Jeśli ktoś lubi klasyczną wersję (Valaya Eau de Parfum), to nowa ma szansę spodobać się mu równie mocno.
Początkowe fazy Parfums de Marly Valaya Exclusif są bardzo piękne. Wzbogacono je o akcenty migdałowego, niesłodkiego pudru z cieniem aldehydów. Jest tam nawet akord balsamu do ciała i bezzapachowych kosmetyków (tak, one mają swój zapach wbrew nazwie). Momentami kompozycja kojarzy się z płomieniem zapalniczki.
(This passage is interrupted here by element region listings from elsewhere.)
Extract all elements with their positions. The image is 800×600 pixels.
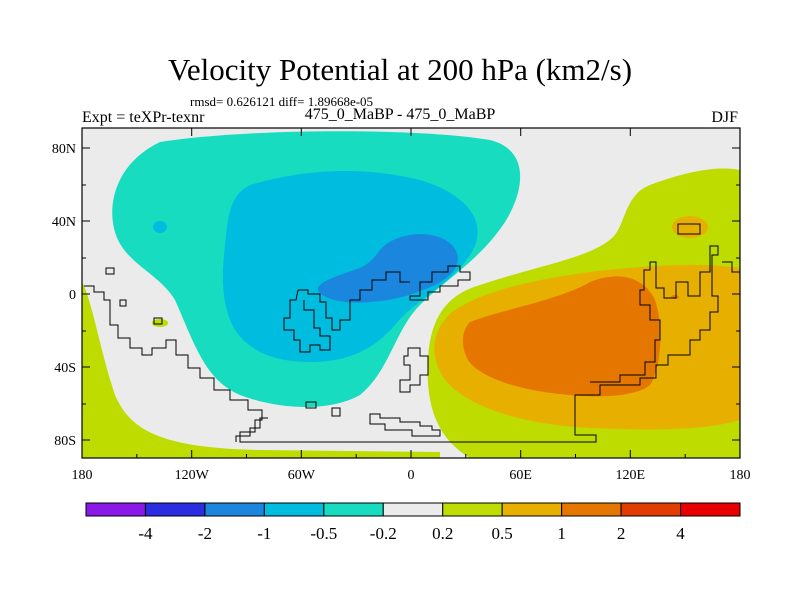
season-label: DJF [711,109,738,126]
colorbar-swatch [561,502,622,517]
colorbar-label: 0.2 [432,524,453,543]
x-tick-label: 180 [72,468,93,483]
positive-region-west [82,282,440,458]
y-tick-label: 0 [69,288,76,303]
negative-dot [153,221,167,233]
colorbar-label: -0.2 [370,524,397,543]
colorbar [85,502,741,517]
x-tick-label: 120E [616,468,646,483]
x-tick-label: 60W [288,468,316,483]
experiment-label: Expt = teXPr-texnr [82,109,205,126]
stats-label: rmsd= 0.626121 diff= 1.89668e-05 [190,94,374,109]
colorbar-swatch [680,502,741,517]
colorbar-label: -2 [198,524,212,543]
colorbar-label: 4 [676,524,685,543]
colorbar-swatch [144,502,206,517]
chart-title: Velocity Potential at 200 hPa (km2/s) [167,52,633,87]
colorbar-label: -0.5 [310,524,337,543]
positive-blob-upper-right [672,216,708,238]
coastlines [84,223,740,443]
y-axis-labels: 80N 40N 0 40S 80S [52,142,76,449]
colorbar-swatch [442,502,503,517]
y-axis-ticks [82,147,740,441]
x-axis-labels: 180 120W 60W 0 60E 120E 180 [72,468,751,483]
colorbar-swatch [204,502,265,517]
colorbar-swatch [620,502,682,517]
y-tick-label: 40S [54,361,76,376]
colorbar-swatch [263,502,325,517]
colorbar-label: 2 [617,524,626,543]
period-label: 475_0_MaBP - 475_0_MaBP [304,106,496,123]
y-tick-label: 40N [52,215,76,230]
y-tick-label: 80S [54,434,76,449]
positive-dot [152,319,168,327]
colorbar-swatch [382,502,444,517]
y-tick-label: 80N [52,142,76,157]
positive-region-core [462,276,661,397]
colorbar-swatch [323,502,384,517]
colorbar-swatch [85,502,146,517]
colorbar-label: 1 [557,524,566,543]
contour-field [82,128,740,458]
negative-region-core [317,234,458,303]
x-tick-label: 60E [509,468,532,483]
x-tick-label: 120W [175,468,210,483]
x-tick-label: 0 [408,468,415,483]
negative-region-mid [222,170,478,362]
x-axis-ticks [81,128,741,458]
colorbar-labels: -4 -2 -1 -0.5 -0.2 0.2 0.5 1 2 4 [138,524,685,543]
colorbar-swatch [501,502,563,517]
colorbar-label: -1 [257,524,271,543]
colorbar-label: -4 [138,524,153,543]
colorbar-label: 0.5 [492,524,513,543]
x-tick-label: 180 [730,468,751,483]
Jest ciepła. Przypomina rozgrzany metal. W tle miga nuta kserokopiarki. Wszystko to jednak zmieszano z niebywałą klasą i wyczuciem. Kremowe akcenty w takiej formie to detal godny pochwały i wyróżnienia.
Powiedzmy sobie też jasno, że Valaya Exclusif cały czas prezentuje klasyczne nuty Valaya Eau de Parfum. Elementy klasyka odnajdziemy bez najmniejszego problemu. Tutaj mamy po prostu nałożony filtr kremowości, kosmetyczności i pudrowości w drogim wydaniu. Na pewno jest tu mniej cytrusów i mniej agresywnej świeżości w stylu proszku do prania czy detergentu. Wersja Exclusif ciąży ku nutom kojącym, kremowym, mleczno-orzechowym. Mniej jest też w niej drzewności Akigalawood.
Kiedy wydawać by się mogło, że wszystko idzie świetnie, to w bazie troszeczkę obraz zostaje zakłócony. Już pierwowzór miał wątki kosmetyczne, ale w nowej miksturze poszło to nieco w złą stronę. To znaczy, że odrobinę zbyt mocno czuć tam tanią pudrowość czy syntetyczne drewienka. Poziom szlachetności nie dorównuje początkowym fazom. Jasno podkreślę, że nie są to wady jakoś szczególnie istotne. Można wręcz powiedzieć, że to drobnostki.
Opinia końcowa o perfumach Parfums de Marly Valaya Exclusif
Piękna i ciekawie zrobiona interpretacja klasyka. Dużo tu elementów nowych, ale jednocześnie zachowano klimat pierwowzoru. Ze względu na ociupinkę mniej szlachetną bazę ocena będzie o 0,5 niższa.